BASEHOR, Kan. - The Wall Street Journal editorial in the August 6-7 edition, titled Repatriation Games, extolls the economic miracles that would abound if U.S. multi-national corporations were allowed to "repatriate" their foreign-earned capital to the United States at atrociously low tax rates. New York Democratic Senator Chuck Schumer, in spite of his everyman-champion image, is a shill for Wall Street and has proposed a one-year, 5.25% repatriation rate. Economist Allen Sinai, in the same editorial, is reported to have estimated that there is more than $1 trillion abroad waiting to be repatriated -- if only the rates go down.
Unfortunately, the editorial leaves out one inconvenient fact when it comes to the argument that repatriation of foreign capital will produce jobs: lack of customer demand.
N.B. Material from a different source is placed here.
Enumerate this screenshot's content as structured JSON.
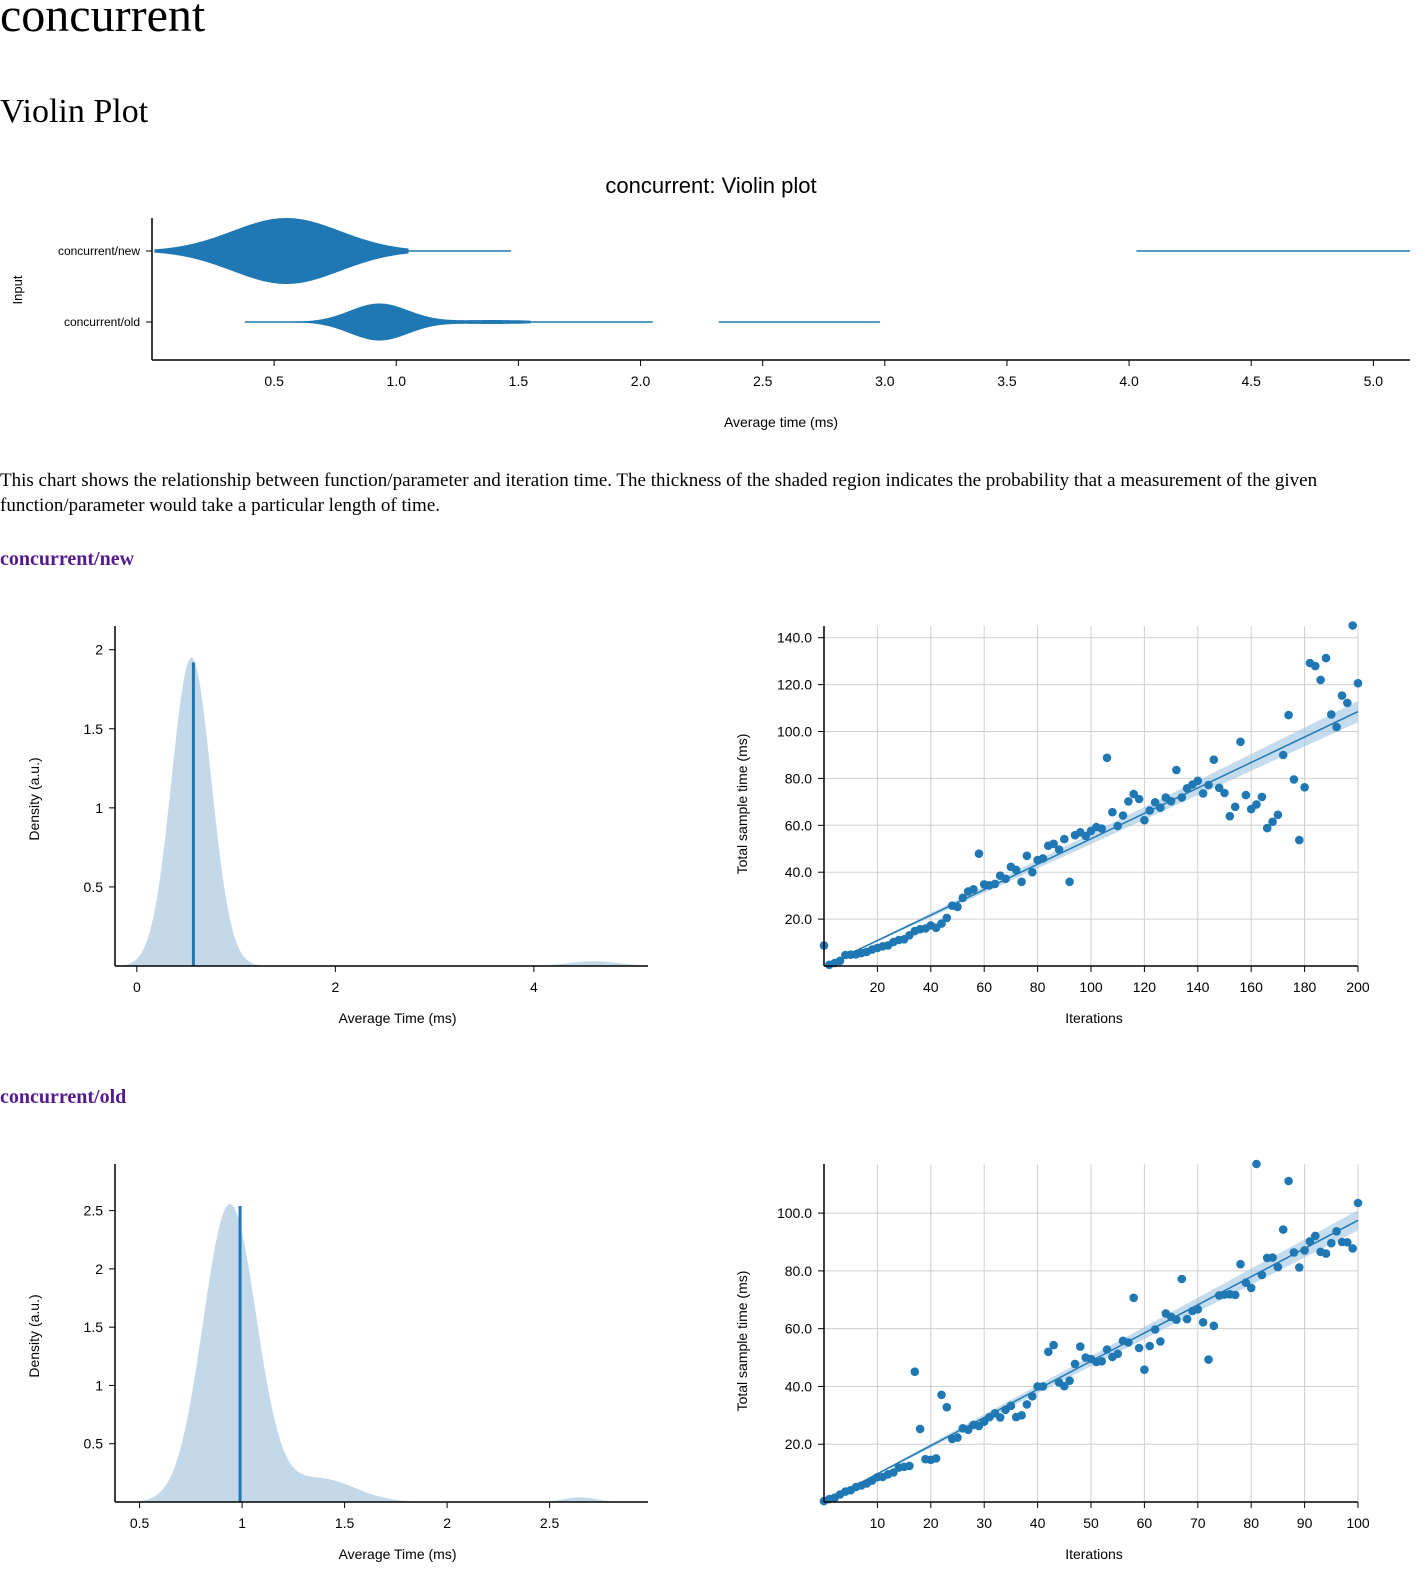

The Journal's own pages regularly report that U.S. corporations are already awash in cash that they are loath to spend on job creation because lack of demand for goods and services is the single biggest factor holding back new hiring.
Small business owners (and I am one) are reluctant to take out loans to expand their businesses and hire new people because lack of customer demand makes such loans extremely risky when it comes to repayment.
I see this as nothing more than a naked attempt to add cheap money to Wall Street coffers in its attempt to take ever more risks with it--masked as "innovative financial products" of course. And, as former Fed Chairman Paul Volcker once quipped, "I wish someone would give me one shred of neutral evidence that financial innovation has led to economic growth--one shred of evidence."